Als Zusatz wollte ich ursprünglich auch darüber schreiben, wie man das Thema vom Bloggen auf seine eigene Plattform bzw. Community integrieren kann. Doch die wenigen hier genannten Kritikpunkte sind meiner Meinung nach bereits Grund genug, dass insbesondere neu geformte Web 2.0 Communities sich auf das Wesentliche konzentrieren sollten – und nicht das Bloggen nur um des Bloggens und des Web 2.0-Gedankens integrieren müssen. Die Blogfunktion von Communities erhöht zwar die Interaktion und Kommunikation der gesamten Nutzerschaft und bringt sicherlich mehr inhaltliche Tiefe in das gesamte Angebot, aber der Hauptbestandteil sind und bleiben immer wieder Kommentieren, Bewerten, Weiterleiten, Teilen und Konsumieren von Inhalten – in der Regel wird die Blogfunktion nur von wenigen Nutzern als aktive Schreiber angenommen.

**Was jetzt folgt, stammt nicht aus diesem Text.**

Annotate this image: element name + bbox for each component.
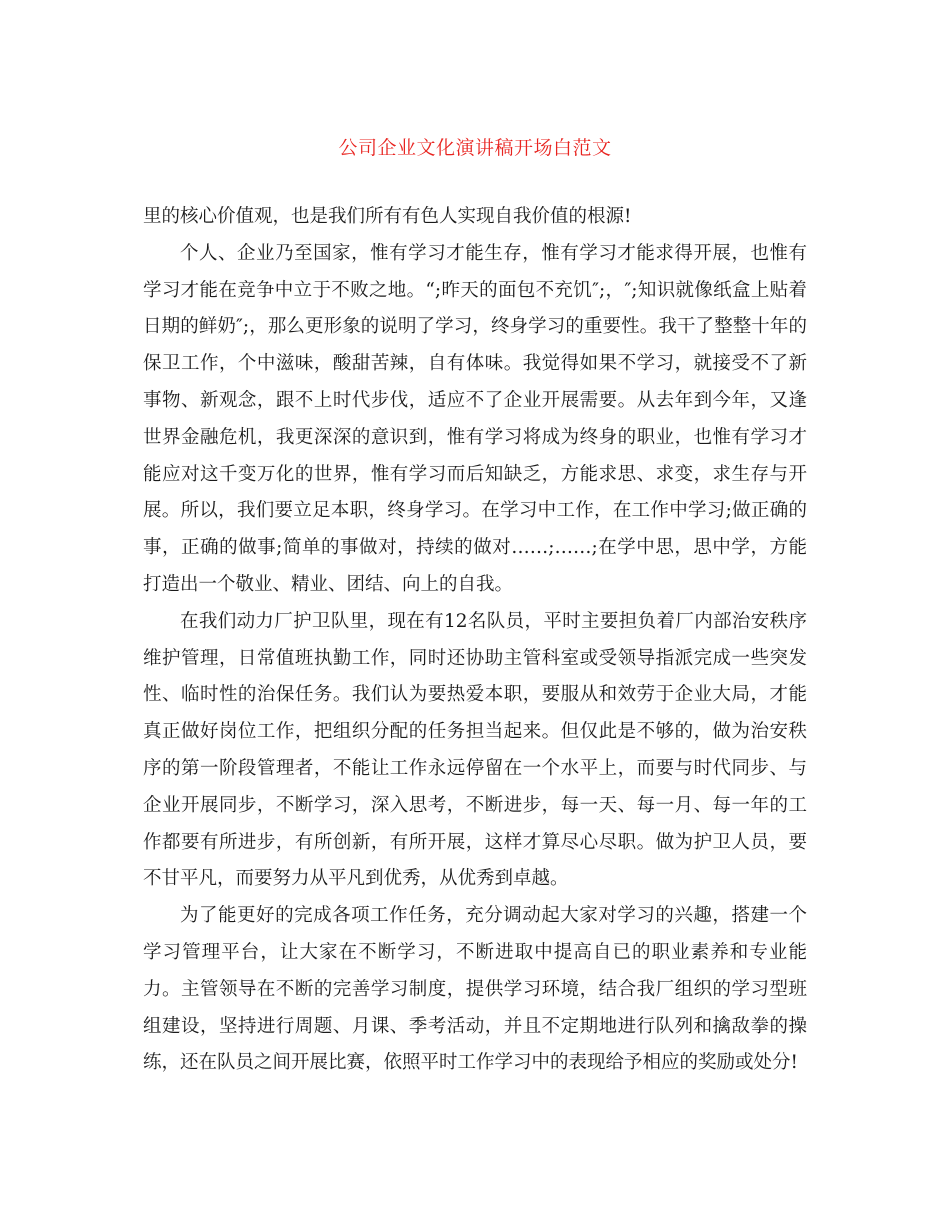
document-body bbox=[143, 199, 807, 1082]
paragraph-2: 个人、企业乃至国家，惟有学习才能生存，惟有学习才能求得开展，也惟有学习才能在竞争中立于不败之地。“;昨天的面包不充饥″;，″;知识就像纸盒上贴着日期的鲜奶″;，那么更形象的说明了学习，终身学习的重要性。我干了整整十年的保卫工作，个中滋味，酸甜苦辣，自有体味。我觉得如果不学习，就接受不了新事物、新观念，跟不上时代步伐，适应不了企业开展需要。从去年到今年，又逢世界金融危机，我更深深的意识到，惟有学习将成为终身的职业，也惟有学习才能应对这千变万化的世界，惟有学习而后知缺乏，方能求思、求变，求生存与开展。所以，我们要立足本职，终身学习。在学习中工作，在工作中学习;做正确的事，正确的做事;简单的事做对，持续的做对……;……;在学中思，思中学，方能打造出一个敬业、精业、团结、向上的自我。 bbox=[143, 242, 807, 595]
document-title: 公司企业文化演讲稿开场白范文 bbox=[338, 137, 612, 159]
paragraph-1: 里的核心价值观，也是我们所有有色人实现自我价值的根源! bbox=[143, 206, 632, 227]
paragraph-3: 在我们动力厂护卫队里，现在有12名队员，平时主要担负着厂内部治安秩序维护管理，日常值班执勤工作，同时还协助主管科室或受领导指派完成一些突发性、临时性的治保任务。我们认为要热爱本职，要服从和效劳于企业大局，才能真正做好岗位工作，把组织分配的任务担当起来。但仅此是不够的，做为治安秩序的第一阶段管理者，不能让工作永远停留在一个水平上，而要与时代同步、与企业开展同步，不断学习，深入思考，不断进步，每一天、每一月、每一年的工作都要有所进步，有所创新，有所开展，这样才算尽心尽职。做为护卫人员，要不甘平凡，而要努力从平凡到优秀，从优秀到卓越。 bbox=[143, 610, 807, 890]
paragraph-4: 为了能更好的完成各项工作任务，充分调动起大家对学习的兴趣，搭建一个学习管理平台，让大家在不断学习，不断进取中提高自已的职业素养和专业能力。主管领导在不断的完善学习制度，提供学习环境，结合我厂组织的学习型班组建设，坚持进行周题、月课、季考活动，并且不定期地进行队列和擒敌拳的操练，还在队员之间开展比赛，依照平时工作学习中的表现给予相应的奖励或处分! bbox=[143, 905, 807, 1074]
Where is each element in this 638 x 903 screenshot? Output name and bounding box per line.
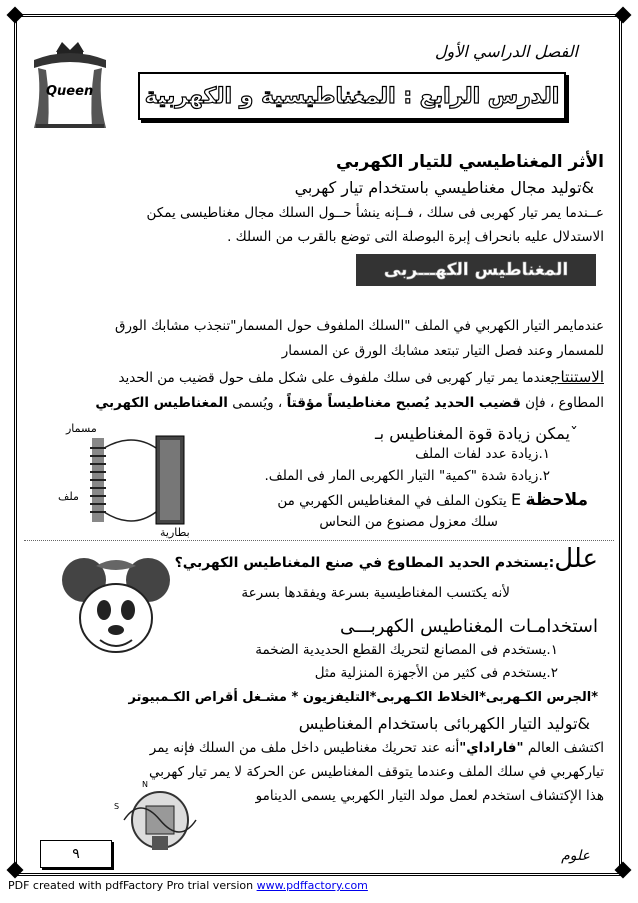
electromagnet-diagram-icon (52, 418, 212, 542)
question-label: علل (554, 544, 598, 574)
list-item: ١.زيادة عدد لفات الملف (415, 446, 550, 462)
scientist-name: "فاراداي" (459, 740, 524, 756)
conclusion-text: عندما يمر تيار كهربى فى سلك ملفوف على شكل ملف حول قضيب من الحديد (118, 370, 552, 386)
definition-start: المطاوع ، فإن (525, 395, 604, 411)
faraday-line (30, 740, 604, 756)
appliances-list: *الجرس الكـهربى*الخلاط الكـهربى*التليفزيون * مشـغل أقراص الكـمبيوتر (128, 690, 598, 705)
dynamo-diagram-icon (110, 780, 210, 854)
note-label: ملاحظة (525, 490, 588, 510)
lesson-title-box (138, 72, 566, 120)
pdf-footer (8, 879, 368, 892)
conclusion-label: الاستنتاج (551, 368, 604, 386)
dynamo-figure (110, 780, 210, 854)
electromagnet-title: المغناطيس الكهـــربى (383, 260, 569, 280)
queen-logo (24, 38, 116, 132)
electromagnet-title-box (356, 254, 596, 286)
subject-label: علوم (561, 848, 590, 864)
note-line (277, 490, 588, 510)
footer-text: PDF created with pdfFactory Pro trial version (8, 879, 254, 892)
definition-line (30, 395, 604, 411)
note-line-2: سلك معزول مصنوع من النحاس (319, 514, 498, 530)
section-heading-magnetic-effect: الأثر المغناطيسي للتيار الكهربي (335, 152, 604, 172)
lesson-title: الدرس الرابع : المغناطيسية و الكهربية (144, 83, 560, 109)
paragraph-line: عــندما يمر تيار كهربى فى سلك ، فــإنه ينشأ حــول السلك مجال مغناطيسى يمكن (146, 205, 604, 221)
question-answer: لأنه يكتسب المغناطيسية بسرعة ويفقدها بسرعة (241, 585, 510, 601)
note-text: يتكون الملف في المغناطيس الكهربي من (277, 493, 507, 509)
south-pole-label: S (114, 802, 120, 811)
question-text: :يستخدم الحديد المطاوع في صنع المغناطيس الكهربي؟ (174, 555, 555, 571)
increase-strength-heading: ˇيمكن زيادة قوة المغناطيس بـ (374, 424, 578, 443)
paragraph-line: الاستدلال عليه بانحراف إبرة البوصلة التى توضع بالقرب من السلك . (227, 229, 604, 245)
list-item: ٢.زيادة شدة "كمية" التيار الكهربى المار فى الملف. (264, 468, 550, 484)
generation-heading: &توليد التيار الكهربائى باستخدام المغناطيس (298, 714, 590, 733)
footer-link[interactable]: www.pdffactory.com (256, 879, 368, 892)
note-icon: E (511, 490, 522, 509)
paragraph-line: عندمايمر التيار الكهربي في الملف "السلك الملفوف حول المسمار"تنجذب مشابك الورق (114, 318, 604, 334)
uses-heading: استخدامـات المغناطيس الكهربـــى (339, 616, 598, 637)
electromagnet-term: المغناطيس الكهربي (95, 395, 228, 411)
nail-label: مسمار (66, 422, 97, 435)
list-item: ١.يستخدم فى المصانع لتحريك القطع الحديدية الضخمة (255, 642, 558, 658)
conclusion-line (30, 368, 604, 386)
definition-mid: ، ويُسمى (232, 395, 283, 411)
battery-label: بطارية (160, 526, 190, 539)
faraday-start: اكتشف العالم (527, 740, 604, 756)
paragraph-line: للمسمار وعند فصل التيار تبتعد مشابك الورق عن المسمار (281, 343, 604, 359)
question-line (175, 544, 598, 574)
paragraph-line: تياركهربي في سلك الملف وعندما يتوقف المغناطيس عن الحركة لا يمر تيار كهربي (148, 764, 604, 780)
subheading-field-from-current: &توليد مجال مغناطيسي باستخدام تيار كهربي (294, 178, 594, 197)
faraday-end: أنه عند تحريك مغناطيس داخل ملف من السلك فإنه يمر (149, 740, 460, 756)
definition-bold: قضيب الحديد يُصبح مغناطيساً مؤقتاً (286, 395, 521, 411)
logo-text: Queen (46, 84, 94, 99)
cartoon-mouse-icon (56, 552, 176, 672)
coil-label: ملف (58, 490, 79, 503)
dynamo-line: هذا الإكتشاف استخدم لعمل مولد التيار الكهربي يسمى الدينامو (255, 788, 604, 804)
electromagnet-figure (52, 418, 212, 542)
list-item: ٢.يستخدم فى كثير من الأجهزة المنزلية مثل (314, 665, 558, 681)
divider (24, 540, 614, 541)
cartoon-decoration (56, 552, 176, 672)
page-number: ٩ (40, 840, 112, 868)
north-pole-label: N (142, 780, 148, 789)
semester-label: الفصل الدراسي الأول (434, 42, 578, 61)
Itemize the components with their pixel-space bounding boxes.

Die Frage ist und bleibt: Wie seht ihr das eigentlich? Bringen Blogfunktionen in einzelnen Social Communities überhaupt das, was man von der verbreiteten Blogsoftware erwartet? Ist man als Betreiber einer Community fehlgeleitet, wenn man jetzt zusätzlich auch noch Blogs für die Mitglieder integrieren will?